KoA takes it to a bit of an extreme. The game is insanely long and, eventually, you have to quit and just minimize what you're doing. After 76 hours, there were still several dozen quests and tasks I simply didn't want to deal with any longer and just completed the game and its first DLC pack. There is such a thing as a bit too much content and this game flirts with that.
You are the Fateless One, the one person who is able to shape him/herself into whatever you wish to be. You want to use magic? Fully functional. You want to hack and slash? Also effective. You want to do both? Very effective. It's one of the few games that does not penalize you for not engaging in min/max gameplay. I focused on might and magic primarily and created a very potent character build.
It is also somewhat baffling that in a game with so much loot --- and it really is laden with loot --- you are given a fairly small inventory. There are are so many weapons and armor sets that it is sad that you, likely, will not be able to get more than a tiny number of them together due to space limitations.
Now, this has been a pretty negative critique thus far, but keep in mind, I played it for over 76 hours. That alone shows that the game has some good stuff in it. And the combat was more than functional. It was actually one of the better combat systems I've seen in a while. On hard, some strategy, blocking, and dodging is a necessity to move ahead and handle some monsters. And, yes, there is a significant difference in enemy difficulty in hard than in casual. In hard, they aren't just damage sponges --- though, yes, they are major sponges --- but they are also far more aggressive and you will have to deal with multiple attacks at once frequently. The final part of the game is one of the more challenging battles I've dealt with since it is constant over a long area to get to the final boss.
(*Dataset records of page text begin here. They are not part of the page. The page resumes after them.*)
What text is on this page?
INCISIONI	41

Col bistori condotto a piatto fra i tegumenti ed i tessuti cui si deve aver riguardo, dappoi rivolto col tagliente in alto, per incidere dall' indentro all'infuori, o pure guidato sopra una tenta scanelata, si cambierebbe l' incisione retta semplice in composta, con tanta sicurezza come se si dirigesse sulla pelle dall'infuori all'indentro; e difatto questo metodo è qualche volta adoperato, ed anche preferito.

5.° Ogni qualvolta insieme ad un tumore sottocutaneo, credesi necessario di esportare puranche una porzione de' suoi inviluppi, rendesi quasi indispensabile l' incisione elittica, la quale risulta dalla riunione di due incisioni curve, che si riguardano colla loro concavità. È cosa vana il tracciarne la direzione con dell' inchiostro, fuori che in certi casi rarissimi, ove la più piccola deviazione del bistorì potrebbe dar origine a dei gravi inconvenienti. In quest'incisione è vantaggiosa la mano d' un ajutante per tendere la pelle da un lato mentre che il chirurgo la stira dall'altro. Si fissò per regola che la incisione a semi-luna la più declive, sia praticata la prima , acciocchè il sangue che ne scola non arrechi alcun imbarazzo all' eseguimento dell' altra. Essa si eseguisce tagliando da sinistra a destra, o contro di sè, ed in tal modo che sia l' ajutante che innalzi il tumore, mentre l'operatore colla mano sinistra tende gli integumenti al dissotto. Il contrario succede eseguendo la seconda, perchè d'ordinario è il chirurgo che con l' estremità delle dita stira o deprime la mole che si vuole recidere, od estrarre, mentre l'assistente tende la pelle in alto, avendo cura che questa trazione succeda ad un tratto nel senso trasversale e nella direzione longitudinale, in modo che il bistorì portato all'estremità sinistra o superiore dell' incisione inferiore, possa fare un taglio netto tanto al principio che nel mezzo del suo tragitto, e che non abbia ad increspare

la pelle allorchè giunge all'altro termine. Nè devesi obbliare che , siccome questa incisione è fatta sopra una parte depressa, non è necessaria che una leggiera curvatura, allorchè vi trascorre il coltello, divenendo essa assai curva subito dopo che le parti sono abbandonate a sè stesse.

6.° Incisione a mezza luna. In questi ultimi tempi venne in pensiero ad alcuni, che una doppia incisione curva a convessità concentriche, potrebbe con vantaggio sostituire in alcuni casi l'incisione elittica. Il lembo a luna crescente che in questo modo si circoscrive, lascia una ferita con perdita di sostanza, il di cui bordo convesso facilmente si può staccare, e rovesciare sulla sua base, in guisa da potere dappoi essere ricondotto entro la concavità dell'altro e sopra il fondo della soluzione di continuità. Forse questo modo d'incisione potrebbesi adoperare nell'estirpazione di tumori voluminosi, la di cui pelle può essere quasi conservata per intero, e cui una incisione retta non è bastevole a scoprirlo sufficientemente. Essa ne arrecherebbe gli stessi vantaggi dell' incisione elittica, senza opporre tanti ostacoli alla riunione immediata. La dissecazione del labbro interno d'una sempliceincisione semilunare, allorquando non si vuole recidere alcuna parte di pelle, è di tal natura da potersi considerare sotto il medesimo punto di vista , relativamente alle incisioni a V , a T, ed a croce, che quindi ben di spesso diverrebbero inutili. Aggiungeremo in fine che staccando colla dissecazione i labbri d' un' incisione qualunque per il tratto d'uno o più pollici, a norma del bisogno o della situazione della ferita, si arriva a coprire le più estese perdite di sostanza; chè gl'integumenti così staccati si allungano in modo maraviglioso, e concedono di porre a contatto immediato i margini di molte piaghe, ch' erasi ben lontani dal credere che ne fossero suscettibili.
Tragically, the final boss is absurdly easy --- possibly the easiest in the game.
I actually was grateful for Achievements here because, as something of a completionist, getting all the Achievements allowed me to ignore a ton of quests I simply did not need to do. There is a level cap (though by the time you hit it, you are really, really powerful). There are a ton of things you can invest your skills in, all with some benefits. Lockpicking is always helpful. Sagecraft becomes really helpful when you get to the later stages of it. Ditto blacksmithing. Persuasion can definitely make some conflicts markedly easier.
I do recommend the game. It is a beautiful game with a nice visual style. It feels suitably huge and the environments are varied. You have tons of leeway to develop yourself in any way you see fit. It, tragically, launched in the same time window as Mass Effect 3, so it has that problem, but it is well worth your time and money.